STOP PICKING ON GLOMAR EXPLORER!


i30.photobucket.com

:o)
 
2014-04-13 10:52:14 AM  
Article left out the part where the sub was being raised, on its side, while the crew of the Explorer watched on CCTV and one of the nuclear missiles came loose and slid out of its tube and headed down to the bottom of the sea floor.

That must have been an interesting few minutes....
 
2014-04-13 10:53:20 AM  

snocone: It is a shame there are so few successful old stories of CIA shenanigans.


If we heard about it, it wasn't successful....
 
2014-04-13 10:57:45 AM  

No Such Agency: Is anyone else here a Charles Stross fan who loved that this stuff was central to the plot of "The Jennifer Morgue"?


Yep.

Stross is awesome. A straight stand-up dude.
 
2014-04-13 11:02:40 AM  
"Manganese nodules"

/as you were
 
2014-04-13 11:21:03 AM  
 
2014-04-13 11:38:11 AM  

Anschauer: "Manganese nodules"

/as you were


Chinch Bugs.

The GE spent years anchored in the San Francisco Bay.
 
2014-04-13 11:38:53 AM  
There was another book published back in the 70s that was written by on of the civilians on board and he claimed they recovered the entire sub. He also said there was a second Soviet sub recovered between Greenland and Canada. When Ballard found the Titanic this was supposedly what he was actually doing but couldn't "find" because it had been raised 2 decades before. The navy then let him go find the Titanic which seems odd if you're looking for something and you don't find it then you'd normally keep looking.

Warships are never salvageable under maritime law and there is a galleon off the coast of Colombia with over a billion dollars in gold. They've recovered artifacts from it proving they have the location but are unable to come to terms on the split with the government so there it stays.
 
2014-04-13 11:54:29 AM  

dramboxf: "Steal" is such an ugly term. And remember the Law of Salvage....


Interestingly, the laws of salvage don't apply to navy vessels, no matter how long ago they were sunk.  This is why the UK was able to claim a ship full of silver ingots sunk during WWII and why the Spanish are fighting with an American company over a shipload of gold which more likely came off a Spain galleon sunk in the late 1600s.

Our plans for the Soviet sub kinda skirted this, as we never intended to salvage it, only mine it for information, remove its nukes and return it to the bottom of the ocean.  We even gave the remains which were found a proper burial at sea.
 
2014-04-13 12:00:19 PM  

Loren: The question remains whether the sub died trying to fire one of those SS-N-5s.


Only a amount the tinfoil headware crowd.

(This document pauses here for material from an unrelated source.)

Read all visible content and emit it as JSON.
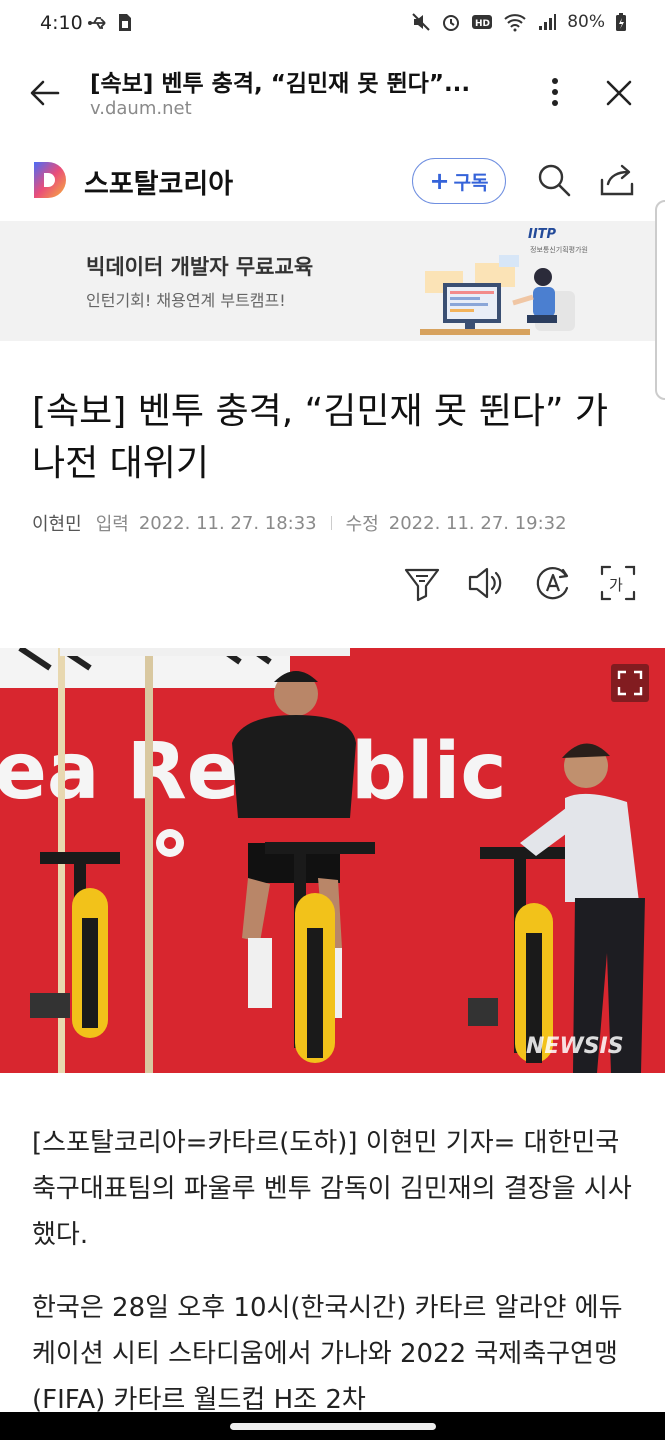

Anyone who knows anything about diesel boats will tell you the explanation begins and ends with a battery exploding during charging. The craft was on the surface (as evidenced by at least one crew member's body in raingear.) The US Navy had gotten so good at tracking their boats by their radio traffic that we knew it was missing almost immediately. And because the US had listening gear all over the Pacific, they knew where the sub was.

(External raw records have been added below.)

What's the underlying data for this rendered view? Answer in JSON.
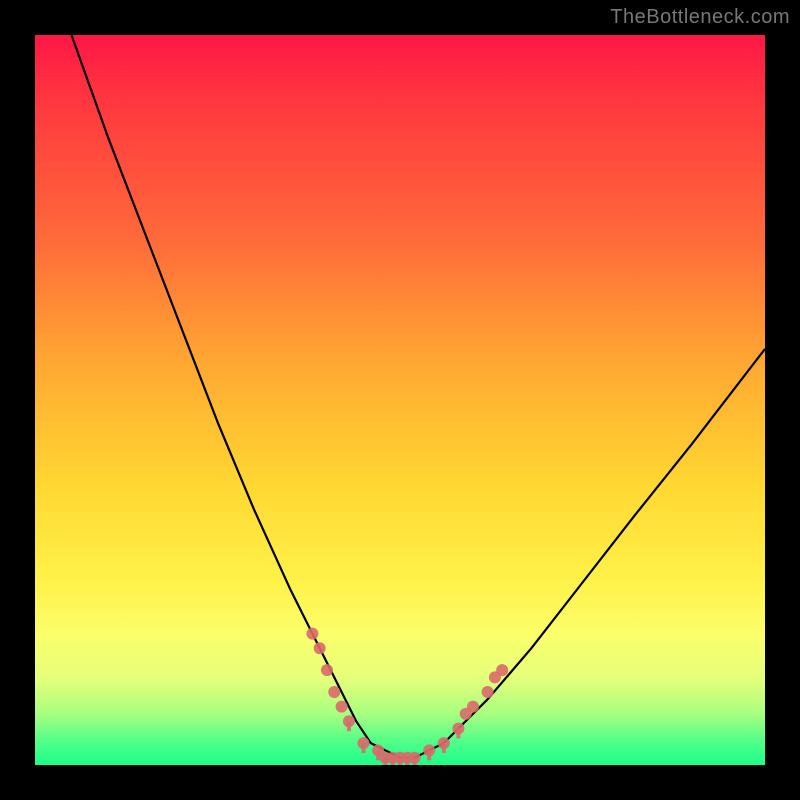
{
  "watermark": "TheBottleneck.com",
  "chart_data": {
    "type": "line",
    "title": "",
    "xlabel": "",
    "ylabel": "",
    "xlim": [
      0,
      100
    ],
    "ylim": [
      0,
      100
    ],
    "grid": false,
    "legend": false,
    "background_gradient": {
      "stops": [
        {
          "pos": 0,
          "color": "#ff1745"
        },
        {
          "pos": 28,
          "color": "#ff6a3a"
        },
        {
          "pos": 62,
          "color": "#ffd832"
        },
        {
          "pos": 82,
          "color": "#fbff6a"
        },
        {
          "pos": 100,
          "color": "#1cff88"
        }
      ]
    },
    "series": [
      {
        "name": "bottleneck-curve",
        "x": [
          5,
          10,
          15,
          20,
          25,
          30,
          35,
          38,
          40,
          42,
          44,
          46,
          48,
          50,
          52,
          54,
          56,
          58,
          62,
          68,
          75,
          82,
          90,
          100
        ],
        "y": [
          100,
          86,
          73,
          60,
          47,
          35,
          24,
          18,
          14,
          10,
          6,
          3,
          2,
          1,
          1,
          2,
          3,
          5,
          9,
          16,
          25,
          34,
          44,
          57
        ]
      }
    ],
    "markers": {
      "name": "highlight-dots",
      "color": "#d86a6a",
      "points": [
        {
          "x": 38,
          "y": 18
        },
        {
          "x": 39,
          "y": 16
        },
        {
          "x": 40,
          "y": 13
        },
        {
          "x": 41,
          "y": 10
        },
        {
          "x": 42,
          "y": 8
        },
        {
          "x": 43,
          "y": 6
        },
        {
          "x": 45,
          "y": 3
        },
        {
          "x": 47,
          "y": 2
        },
        {
          "x": 48,
          "y": 1
        },
        {
          "x": 49,
          "y": 1
        },
        {
          "x": 50,
          "y": 1
        },
        {
          "x": 51,
          "y": 1
        },
        {
          "x": 52,
          "y": 1
        },
        {
          "x": 54,
          "y": 2
        },
        {
          "x": 56,
          "y": 3
        },
        {
          "x": 58,
          "y": 5
        },
        {
          "x": 59,
          "y": 7
        },
        {
          "x": 60,
          "y": 8
        },
        {
          "x": 62,
          "y": 10
        },
        {
          "x": 63,
          "y": 12
        },
        {
          "x": 64,
          "y": 13
        }
      ]
    }
  }
}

/"Blind Man's Bluff" is an excellent read if you find the antics of the Submarines of both Superpowers interesting
 
2014-04-13 12:00:32 PM  
And then there was that time that Howard Hughes was driven to peeing-in-jars madness due to the sheer volume of covert agents assigned to track his activities 24/7/365.

/is there anything the NSA/CIA/FBI hasn't ruined?